The OpenTelemetry GenAI semantic conventions, which stabilized over 2024–2025, give this view a vocabulary. Spans for invoke_agent, chat, execute_tool, and embeddings provide cross-vendor interoperability so a trace captured in one platform replays meaningfully in another. The conventions are still marked experimental as of early 2026, but adoption across LangSmith, Langfuse, Arize Phoenix, Datadog, Honeycomb, and Helicone has been fast enough that "OTel GenAI" is now the de facto baseline. If you are building tracing today and you are not emitting OTel GenAI spans, you are building yourself into a vendor lock-in that next year's debugger refactor will have to undo.

A cause-hypothesis panel beats a wall of logs

Even with a unified trace, the on-call engineer at 2 a.m. is still scanning a 4,000-token JSON blob trying to spot the anomaly. The next meaningful step is automated cause attribution: a panel that, given a flagged failure, proposes which layer is most likely responsible based on signature patterns.

Some patterns are mechanical and worth automating first. If the model's final answer references an entity that does not appear in any logged tool response, the hypothesis is "model hallucination." If a tool span returned 200 OK but with a payload whose shape diverges from the schema the model was given, the hypothesis is "tool contract drift." If the harness recorded a context truncation event whose dropped tokens contained content the model later asks about, the hypothesis is "context window underflow." If retries fired with different sampling states, the hypothesis is "non-deterministic harness behavior." None of these is conclusive on its own — but each cuts the engineer's search space from "the entire trace" to "this specific span and its neighbors."

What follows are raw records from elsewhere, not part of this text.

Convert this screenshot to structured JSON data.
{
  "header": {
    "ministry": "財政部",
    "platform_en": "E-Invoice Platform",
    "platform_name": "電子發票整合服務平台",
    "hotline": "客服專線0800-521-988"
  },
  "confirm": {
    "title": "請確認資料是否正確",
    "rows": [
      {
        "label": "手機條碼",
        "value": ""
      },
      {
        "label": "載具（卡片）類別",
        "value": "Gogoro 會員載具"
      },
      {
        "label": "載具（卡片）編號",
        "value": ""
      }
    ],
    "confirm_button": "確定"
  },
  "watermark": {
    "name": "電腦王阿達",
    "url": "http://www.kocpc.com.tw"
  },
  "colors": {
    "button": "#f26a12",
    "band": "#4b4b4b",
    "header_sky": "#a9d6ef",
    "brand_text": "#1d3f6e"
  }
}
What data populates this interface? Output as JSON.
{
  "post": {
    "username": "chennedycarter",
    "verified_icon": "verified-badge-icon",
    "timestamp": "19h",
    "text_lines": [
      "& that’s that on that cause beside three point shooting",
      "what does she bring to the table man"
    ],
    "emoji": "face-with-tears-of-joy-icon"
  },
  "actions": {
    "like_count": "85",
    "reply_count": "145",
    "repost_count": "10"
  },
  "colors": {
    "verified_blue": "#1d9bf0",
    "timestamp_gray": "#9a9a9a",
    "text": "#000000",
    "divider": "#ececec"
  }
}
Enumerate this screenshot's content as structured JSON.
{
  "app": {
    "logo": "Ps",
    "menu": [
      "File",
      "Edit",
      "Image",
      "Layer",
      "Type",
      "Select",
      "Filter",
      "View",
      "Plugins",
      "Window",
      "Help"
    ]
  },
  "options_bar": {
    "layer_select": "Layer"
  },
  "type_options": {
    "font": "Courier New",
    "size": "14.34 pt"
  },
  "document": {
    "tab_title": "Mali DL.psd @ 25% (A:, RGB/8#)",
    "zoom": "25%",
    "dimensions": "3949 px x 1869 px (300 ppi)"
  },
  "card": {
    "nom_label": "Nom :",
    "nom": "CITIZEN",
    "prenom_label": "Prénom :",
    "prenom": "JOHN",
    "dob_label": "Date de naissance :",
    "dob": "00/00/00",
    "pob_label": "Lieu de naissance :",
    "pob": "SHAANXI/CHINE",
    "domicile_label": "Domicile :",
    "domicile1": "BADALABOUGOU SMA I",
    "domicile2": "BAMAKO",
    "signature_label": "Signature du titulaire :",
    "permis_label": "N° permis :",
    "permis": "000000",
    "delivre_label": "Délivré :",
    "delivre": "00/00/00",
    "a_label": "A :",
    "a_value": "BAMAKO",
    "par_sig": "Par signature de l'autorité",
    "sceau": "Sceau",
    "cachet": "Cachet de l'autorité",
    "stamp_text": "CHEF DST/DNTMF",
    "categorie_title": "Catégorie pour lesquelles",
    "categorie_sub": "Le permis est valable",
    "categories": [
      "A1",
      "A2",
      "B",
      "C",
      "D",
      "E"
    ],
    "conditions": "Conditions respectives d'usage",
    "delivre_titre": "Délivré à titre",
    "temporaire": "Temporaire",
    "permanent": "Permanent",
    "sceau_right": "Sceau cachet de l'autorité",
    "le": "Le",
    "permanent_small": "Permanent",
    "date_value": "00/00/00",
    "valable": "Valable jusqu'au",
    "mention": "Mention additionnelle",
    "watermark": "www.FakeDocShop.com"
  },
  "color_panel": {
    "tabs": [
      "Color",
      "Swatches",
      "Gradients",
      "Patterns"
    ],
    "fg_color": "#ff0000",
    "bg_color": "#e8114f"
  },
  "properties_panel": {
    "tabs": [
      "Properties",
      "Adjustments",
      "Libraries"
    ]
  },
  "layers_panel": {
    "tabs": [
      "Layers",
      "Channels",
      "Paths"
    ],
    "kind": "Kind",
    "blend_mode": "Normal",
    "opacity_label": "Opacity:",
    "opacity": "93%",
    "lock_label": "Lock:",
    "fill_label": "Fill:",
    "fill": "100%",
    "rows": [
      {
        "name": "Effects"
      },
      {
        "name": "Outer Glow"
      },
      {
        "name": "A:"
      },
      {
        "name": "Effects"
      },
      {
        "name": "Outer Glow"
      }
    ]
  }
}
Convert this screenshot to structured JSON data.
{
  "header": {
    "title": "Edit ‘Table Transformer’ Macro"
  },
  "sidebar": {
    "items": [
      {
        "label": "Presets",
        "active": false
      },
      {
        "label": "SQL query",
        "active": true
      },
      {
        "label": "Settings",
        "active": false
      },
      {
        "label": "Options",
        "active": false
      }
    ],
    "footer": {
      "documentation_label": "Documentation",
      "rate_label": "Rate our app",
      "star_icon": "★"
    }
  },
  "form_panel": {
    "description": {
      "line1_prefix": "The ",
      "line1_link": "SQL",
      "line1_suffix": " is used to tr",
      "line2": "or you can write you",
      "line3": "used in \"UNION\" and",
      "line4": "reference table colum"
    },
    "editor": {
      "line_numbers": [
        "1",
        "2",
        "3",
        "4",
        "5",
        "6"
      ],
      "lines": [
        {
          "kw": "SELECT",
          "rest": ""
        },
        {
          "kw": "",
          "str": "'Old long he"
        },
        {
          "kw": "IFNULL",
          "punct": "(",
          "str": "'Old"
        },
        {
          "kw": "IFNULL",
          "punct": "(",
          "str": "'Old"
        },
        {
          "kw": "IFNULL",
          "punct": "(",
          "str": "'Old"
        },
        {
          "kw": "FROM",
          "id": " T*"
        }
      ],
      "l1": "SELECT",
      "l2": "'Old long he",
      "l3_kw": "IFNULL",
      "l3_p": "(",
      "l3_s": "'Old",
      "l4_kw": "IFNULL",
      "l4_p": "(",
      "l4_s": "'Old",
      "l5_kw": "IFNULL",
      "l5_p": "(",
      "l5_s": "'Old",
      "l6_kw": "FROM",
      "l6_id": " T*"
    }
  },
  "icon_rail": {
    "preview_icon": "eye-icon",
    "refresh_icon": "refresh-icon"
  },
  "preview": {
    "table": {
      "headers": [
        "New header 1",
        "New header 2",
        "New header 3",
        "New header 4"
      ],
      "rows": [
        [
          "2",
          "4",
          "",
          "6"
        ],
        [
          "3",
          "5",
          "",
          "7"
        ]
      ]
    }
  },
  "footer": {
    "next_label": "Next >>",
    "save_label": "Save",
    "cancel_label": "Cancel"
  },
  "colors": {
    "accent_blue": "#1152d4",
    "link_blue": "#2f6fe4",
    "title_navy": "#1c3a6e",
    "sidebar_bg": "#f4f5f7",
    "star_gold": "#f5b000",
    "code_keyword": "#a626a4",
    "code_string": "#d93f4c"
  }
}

The TraceCoder line of research from 2025 demonstrated that a multi-agent debugging loop — one agent injects diagnostic probes, one performs causal trace diagnosis, one validates fixes — can recover up to 34% relative improvement in repair quality on benchmark tasks, which suggests that "automated cause hypothesis generation" is not a nice-to-have but a leverage point. Even a heuristic-based hypothesis panel that doesn't use a model at all would beat the manual workflow most teams have today.

The reproducibility envelope is the artifact you actually need

The hardest agent bugs are the ones that don't reproduce. The user submits a prompt, the agent fails, the user resubmits the same prompt, and the agent succeeds. The team chalks it up to non-determinism and moves on. This is almost always wrong. Agents are non-deterministic in their output, but their behavior is determined by an envelope of state that is, in principle, fully capturable: model version and sampling config, the full retrieved context with retrieval scores, the tool catalog as it was registered at run time, the harness's runtime configuration including any per-tenant overrides, and any external state the tools read.

The discipline that separates "we caught the bug" from "we couldn't repro" is capturing this envelope on every run, not just on flagged failures. Logging the envelope only when something goes wrong is a recipe for missing the bugs whose anomaly signal is "this run that looked fine actually produced subtly worse output." Logging it on every run is expensive, but the cost is bounded — most envelope fields are small structured data, and you can hash retrieved-context blobs to deduplicate at the storage layer.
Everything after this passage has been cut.